Bonjour, j’espère que la nuit a été bonne ! Nous voici donc à Ilulissat, petite ville de 4500 habitants, la troisième du Groenland, dont la population totale est de 56000. Nous sommes à l’hôtel, confortablement logés et nourris par Air Greenland dont nous commençons à comprendre le prix des billets. Plusieurs des clients sont de riches retraités américains, dont nous ne partageons pas vraiment le style vestimentaire. On profite du soleil pour descendre au village. Il ne fait pas tout à fait chaud pour une fin juin, mais l’air de la mer est agréable. En fin de matinée nous recevons un appel de Qaanaaq, nos collègues sont dans le brouillard et il fait cinq degrés. Une autre mauvaise nouvelle: la moitié du matériel, contrairement à ce que l’on nous avait annoncé, est manquante.

La balade de l’après-midi est décidée, nous allons à l’aéroport pour essayer d’avoir des nouvelles de nos caisses. Nous suivons pendant trois kilomètres l’unique route qui sort du village. On en profite pour observer les icebergs dispersés dans la baie.

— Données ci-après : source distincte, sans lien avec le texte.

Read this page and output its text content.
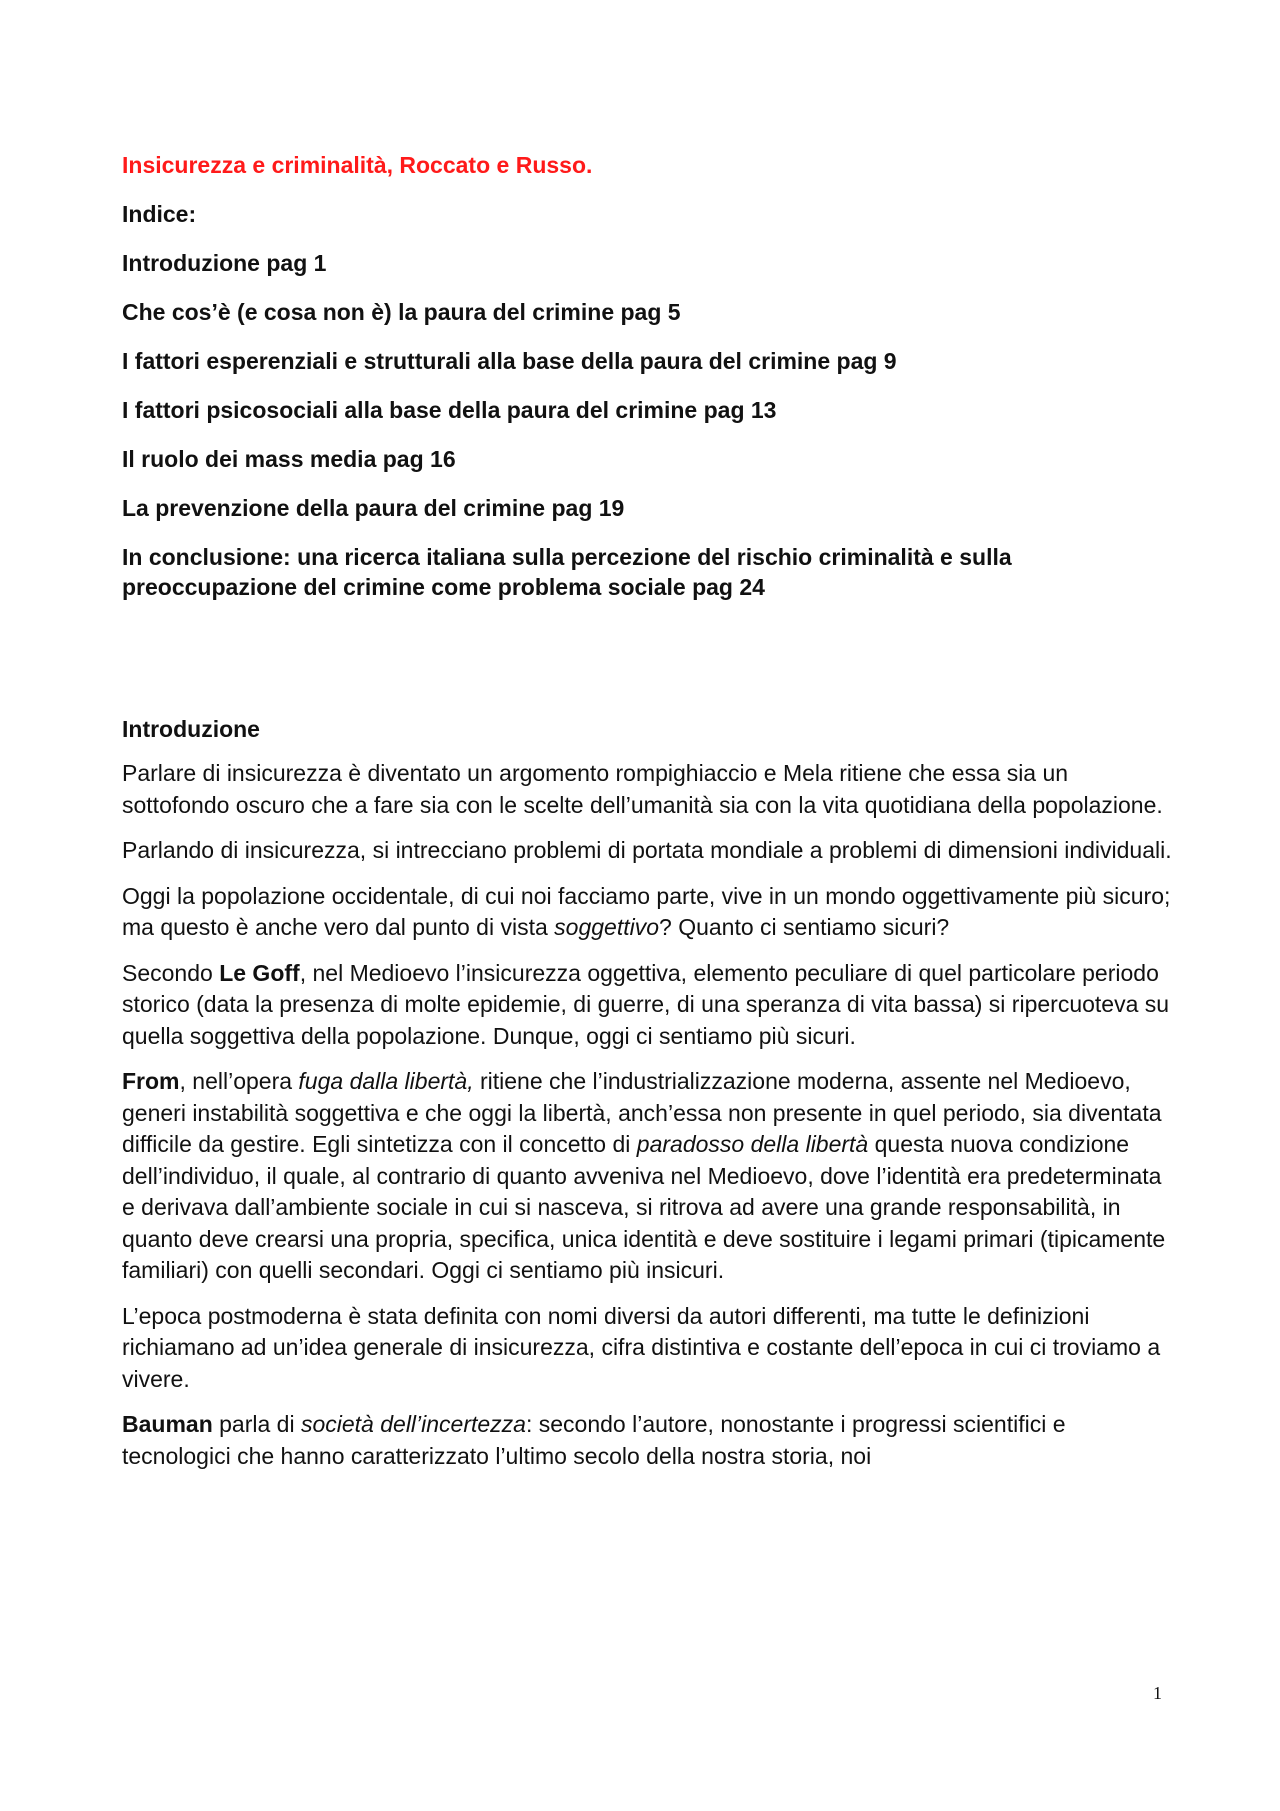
Insicurezza e criminalità, Roccato e Russo.

Indice:

Introduzione pag 1
Che cos’è (e cosa non è) la paura del crimine pag 5
I fattori esperenziali e strutturali alla base della paura del crimine pag 9
I fattori psicosociali alla base della paura del crimine pag 13
Il ruolo dei mass media pag 16
La prevenzione della paura del crimine pag 19
In conclusione: una ricerca italiana sulla percezione del rischio criminalità e sulla preoccupazione del crimine come problema sociale pag 24

Introduzione

Parlare di insicurezza è diventato un argomento rompighiaccio e Mela ritiene che essa sia un sottofondo oscuro che a fare sia con le scelte dell’umanità sia con la vita quotidiana della popolazione.

Parlando di insicurezza, si intrecciano problemi di portata mondiale a problemi di dimensioni individuali.

Oggi la popolazione occidentale, di cui noi facciamo parte, vive in un mondo oggettivamente più sicuro; ma questo è anche vero dal punto di vista soggettivo? Quanto ci sentiamo sicuri?

Secondo Le Goff, nel Medioevo l’insicurezza oggettiva, elemento peculiare di quel particolare periodo storico (data la presenza di molte epidemie, di guerre, di una speranza di vita bassa) si ripercuoteva su quella soggettiva della popolazione. Dunque, oggi ci sentiamo più sicuri.

From, nell’opera fuga dalla libertà, ritiene che l’industrializzazione moderna, assente nel Medioevo, generi instabilità soggettiva e che oggi la libertà, anch’essa non presente in quel periodo, sia diventata difficile da gestire. Egli sintetizza con il concetto di paradosso della libertà questa nuova condizione dell’individuo, il quale, al contrario di quanto avveniva nel Medioevo, dove l’identità era predeterminata e derivava dall’ambiente sociale in cui si nasceva, si ritrova ad avere una grande responsabilità, in quanto deve crearsi una propria, specifica, unica identità e deve sostituire i legami primari (tipicamente familiari) con quelli secondari. Oggi ci sentiamo più insicuri.

L’epoca postmoderna è stata definita con nomi diversi da autori differenti, ma tutte le definizioni richiamano ad un’idea generale di insicurezza, cifra distintiva e costante dell’epoca in cui ci troviamo a vivere.

Bauman parla di società dell’incertezza: secondo l’autore, nonostante i progressi scientifici e tecnologici che hanno caratterizzato l’ultimo secolo della nostra storia, noi

1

De temps en temps, un morceau de glace tombe à l’eau. Parfois un iceberg tourne sur lui-même, créant un petite vague qui fait osciller les autres. À l’aéroport, un membre du personnel nous emmène au hangar. Toutes les caisses manquantes sont là, nous voilà rassurés. Il n’y a plus qu’à espérer qu’il y ait assez de place pour les transporter en soute sur notre vol.

Nous rentrons à l’hôtel pour l’apéro. Au menu, buffet froid de renne, bœuf musqué et flétan du Groenland. Cette escale imprévue est aussi l’occasion de faire connaissance avec nos nouveaux collègues, glaciologues japonais pour certains à leur deuxième visite et volcanologues italiens qui travaillent pour la première fois sur un glacier.

On en profite pour aborder les sujets délicats. Le fusil des Japonais qui doit nous servir de défense contre les ours est en fait une antiquité pour laquelle on risque fort de ne pas trouver de cartouches. Envoyé séparément avec une étiquette “équipement glaciologique”, il n’arrivera à ma connaissance jamais au Groenland. Je réalise assez vite que je ne suis pas le seul que cette situation inquiète. Je monte sur une colline pour observer le soleil de minuit. De nuit, le spectacle est encore plus impressionnant.